Bausch’s dances employ narrative, but through a collage structure instead of a traditional linear model. Her dances focus on women. Her female perfomers appear again and again in long evening dresses, drawing attention to the notion of women as beautiful objects. In Bausch’s work the “utopian” representation of male-female Eros never comes to fruition, thus defying ballet’s central moment in which the man supports the woman in the Grand Adagio to symbolize gender symbiosis. Instead many of Bausch’s works present strife and violence through interactions between her male and female dancers. Her Rite of Spring (1975) is arguably the most harrowing stage depiction of men and women. The Rite of the ballet’s title is the act of sex. But it isn’t a consensual conjoining; it’s an act of aggression by men against women.

Bausch’s Rite was likely influenced by ballet choreographer Bronislava Nijinska’s Les Noces (1923). The narrative-based work made for Diaghilev’s Ballets Russes concerns an arranged marriage in a small village and is set to Stravinsky’s dance cantata of the same name. The most inventive and visually arresting choreographic motif in Nijinska’s ballet is organized around the women’s repetitive stabbing pointe work. It symbolizes, writes dance historian Lynn Garafola, the breaking of the bride’s hymen on her wedding night. Nijinska is rarely identified as a source of inspiration by contemporary ballet choreographers. Considering there are so few female ballet choreographers with international standing working today, maybe it’s not that surprising that Nijinska’s impact on the field has been lost. Most ballet choreographers look to Balanchine and Petipa. Nijinska, however, was less a formalist than a expressionist in the vein of modern dance choreography. Also, many of Nijinska’s works are political in that they explore the sociology of femaleness. There are no major biographies of Nijinska (that however will be remedied by Lynn Garafola soon) and her masterwork Les Noces is rarely performed, except by The Royal Ballet.

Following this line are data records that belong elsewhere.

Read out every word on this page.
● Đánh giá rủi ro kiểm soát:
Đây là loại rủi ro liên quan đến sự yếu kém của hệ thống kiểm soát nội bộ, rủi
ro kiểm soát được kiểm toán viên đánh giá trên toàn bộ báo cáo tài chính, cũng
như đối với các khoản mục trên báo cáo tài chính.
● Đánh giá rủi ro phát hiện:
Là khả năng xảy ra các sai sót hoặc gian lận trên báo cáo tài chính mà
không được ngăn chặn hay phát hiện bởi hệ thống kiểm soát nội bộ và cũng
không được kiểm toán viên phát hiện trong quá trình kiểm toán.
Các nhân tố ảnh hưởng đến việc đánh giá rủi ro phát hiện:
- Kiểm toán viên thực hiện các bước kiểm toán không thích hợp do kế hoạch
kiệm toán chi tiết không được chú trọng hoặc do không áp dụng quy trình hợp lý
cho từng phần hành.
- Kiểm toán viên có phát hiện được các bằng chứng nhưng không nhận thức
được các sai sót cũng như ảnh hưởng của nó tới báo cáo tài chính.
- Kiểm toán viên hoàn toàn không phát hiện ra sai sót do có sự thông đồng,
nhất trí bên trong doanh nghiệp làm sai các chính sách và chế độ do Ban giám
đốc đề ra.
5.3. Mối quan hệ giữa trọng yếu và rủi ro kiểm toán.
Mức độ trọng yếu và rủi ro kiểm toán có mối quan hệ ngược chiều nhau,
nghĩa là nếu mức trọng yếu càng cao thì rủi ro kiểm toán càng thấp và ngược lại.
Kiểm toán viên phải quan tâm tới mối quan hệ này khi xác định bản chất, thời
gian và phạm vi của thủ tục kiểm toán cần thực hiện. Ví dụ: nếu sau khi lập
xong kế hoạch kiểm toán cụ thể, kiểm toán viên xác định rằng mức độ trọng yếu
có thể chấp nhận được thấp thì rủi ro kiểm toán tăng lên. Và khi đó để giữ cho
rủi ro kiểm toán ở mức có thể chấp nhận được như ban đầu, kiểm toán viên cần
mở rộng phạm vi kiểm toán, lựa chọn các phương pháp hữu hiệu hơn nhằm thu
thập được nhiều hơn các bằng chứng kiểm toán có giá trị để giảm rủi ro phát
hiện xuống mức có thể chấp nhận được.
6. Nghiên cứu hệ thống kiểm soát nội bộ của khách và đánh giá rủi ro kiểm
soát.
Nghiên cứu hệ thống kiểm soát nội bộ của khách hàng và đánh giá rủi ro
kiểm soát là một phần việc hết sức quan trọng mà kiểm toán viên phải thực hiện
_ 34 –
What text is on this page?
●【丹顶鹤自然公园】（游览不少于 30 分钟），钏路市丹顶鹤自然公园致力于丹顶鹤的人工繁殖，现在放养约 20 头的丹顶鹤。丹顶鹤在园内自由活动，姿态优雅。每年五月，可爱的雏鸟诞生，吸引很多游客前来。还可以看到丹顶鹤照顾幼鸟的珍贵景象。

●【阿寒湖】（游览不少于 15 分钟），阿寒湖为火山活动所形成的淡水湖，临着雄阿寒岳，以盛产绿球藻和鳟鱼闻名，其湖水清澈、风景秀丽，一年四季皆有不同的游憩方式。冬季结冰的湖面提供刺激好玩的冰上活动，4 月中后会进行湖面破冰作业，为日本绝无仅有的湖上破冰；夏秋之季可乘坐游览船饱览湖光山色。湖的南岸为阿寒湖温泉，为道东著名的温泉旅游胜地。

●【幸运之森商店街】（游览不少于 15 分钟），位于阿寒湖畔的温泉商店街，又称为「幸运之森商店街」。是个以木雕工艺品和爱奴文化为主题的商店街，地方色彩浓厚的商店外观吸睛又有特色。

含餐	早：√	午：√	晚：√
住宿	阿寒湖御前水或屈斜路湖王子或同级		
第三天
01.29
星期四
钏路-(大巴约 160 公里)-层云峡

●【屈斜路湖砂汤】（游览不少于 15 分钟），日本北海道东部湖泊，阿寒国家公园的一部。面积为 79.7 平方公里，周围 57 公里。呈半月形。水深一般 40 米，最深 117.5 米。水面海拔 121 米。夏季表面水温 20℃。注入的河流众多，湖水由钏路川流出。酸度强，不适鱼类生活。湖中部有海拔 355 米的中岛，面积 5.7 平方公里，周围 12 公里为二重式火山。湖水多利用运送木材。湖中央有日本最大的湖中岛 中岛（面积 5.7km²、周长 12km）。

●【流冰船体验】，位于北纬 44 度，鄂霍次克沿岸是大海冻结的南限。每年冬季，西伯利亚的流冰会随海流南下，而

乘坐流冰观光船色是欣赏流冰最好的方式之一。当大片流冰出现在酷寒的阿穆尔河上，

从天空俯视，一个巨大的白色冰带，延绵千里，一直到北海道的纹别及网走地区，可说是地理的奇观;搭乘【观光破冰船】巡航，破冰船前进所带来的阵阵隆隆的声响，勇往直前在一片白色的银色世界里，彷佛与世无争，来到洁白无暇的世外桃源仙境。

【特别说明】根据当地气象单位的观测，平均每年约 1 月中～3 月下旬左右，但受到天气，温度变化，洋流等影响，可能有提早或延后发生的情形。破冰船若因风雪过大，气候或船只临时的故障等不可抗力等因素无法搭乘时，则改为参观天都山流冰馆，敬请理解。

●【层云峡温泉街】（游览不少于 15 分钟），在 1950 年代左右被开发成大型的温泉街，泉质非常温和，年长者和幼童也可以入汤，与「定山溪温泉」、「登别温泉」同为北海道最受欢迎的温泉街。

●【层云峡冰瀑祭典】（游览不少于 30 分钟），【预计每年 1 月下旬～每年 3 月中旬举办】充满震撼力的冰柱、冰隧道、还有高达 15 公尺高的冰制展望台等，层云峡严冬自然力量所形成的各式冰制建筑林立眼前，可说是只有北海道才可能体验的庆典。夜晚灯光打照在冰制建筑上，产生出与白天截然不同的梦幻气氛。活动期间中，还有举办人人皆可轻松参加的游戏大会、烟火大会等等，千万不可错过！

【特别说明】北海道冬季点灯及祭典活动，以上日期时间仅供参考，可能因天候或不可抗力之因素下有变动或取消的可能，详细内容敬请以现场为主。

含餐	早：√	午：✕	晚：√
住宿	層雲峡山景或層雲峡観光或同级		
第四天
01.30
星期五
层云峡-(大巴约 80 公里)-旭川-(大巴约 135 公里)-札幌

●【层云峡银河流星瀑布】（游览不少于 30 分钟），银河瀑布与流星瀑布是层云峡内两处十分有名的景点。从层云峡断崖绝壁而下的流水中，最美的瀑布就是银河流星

Since dance formalism in the U.S. dominates, it’s not surprising that dance narrative, when its not packaged as a fairytale story ballet, is considered a lesser form. Recently choreographer Pam Tanowitz and her pickup company made their Joyce Theater debut (Feb, 4-6). Tanowitz received universal rave reviews. The forty-four year old choreographer does not descend from Graham or Bausch’s aesthetic—just the opposite. Tanowitz has professed a love for Cunningham’s abstract movement language and Balanchine’s formalist approach.

Mentored by former Merce Cunningham principal dancer Viola Farber-Slayton, Tanowitz’s choreography springs from a decidedly non-narrative vision. In Tanowitz’s new work Passagen (seen Feb. 4 at The Joyce), Melissa Toogood (a former Cunningham dancer) and Maggie Cloud forge downstage on the tips of the toes. They leap like daggers, carving space with the greatest precision. Their arms stretched out like planes slicing the horizon. Space appears to be the subject of the work and is heightened by the onstage presence of violinist Pauline Kim Harris, who stands at geometrically key spots (center upstage, mid-stage right, and downstage left) while playing John Zorn’s Passagen for solo violin. Harris’ three-prong physical presence could be mapped on canvas as large dark ink blots. Meanwhile, Toogood and Cloud’s jumps and rhythmic steps can be visualized as colorful pinpoints in space. Greenberg’s impact on Tanowitz’s work reads, to this viewer, loud and clear. Greenberg writes,

“Part of the triumph of modernist poetry is, indeed, to have demonstrated the great extent to which verse can do without explicit meaning and yet not sacrifice anything essential to its effect as art. Here, as before, successful art can be depended upon to explain itself.”

If the word dance stands in for Greenberg’s “modernist poetry,” and if it is essential because its “verse” (movement) doesn’t offer explicit meaning, Tanowitz’s dance and her embrace by critics make perfect sense. The bigger question is how U.S. female choreographers, whose aesthetic is more aligned with Graham and Bausch, and who explore the body as the site of struggle, will fare in today’s formalist U.S.A dance world. My sense is that these choreographers will have a harder road, especially if a discussion about how American dance has narrowed itself into a philosophical aesthetic called formalism is not brought to the fore.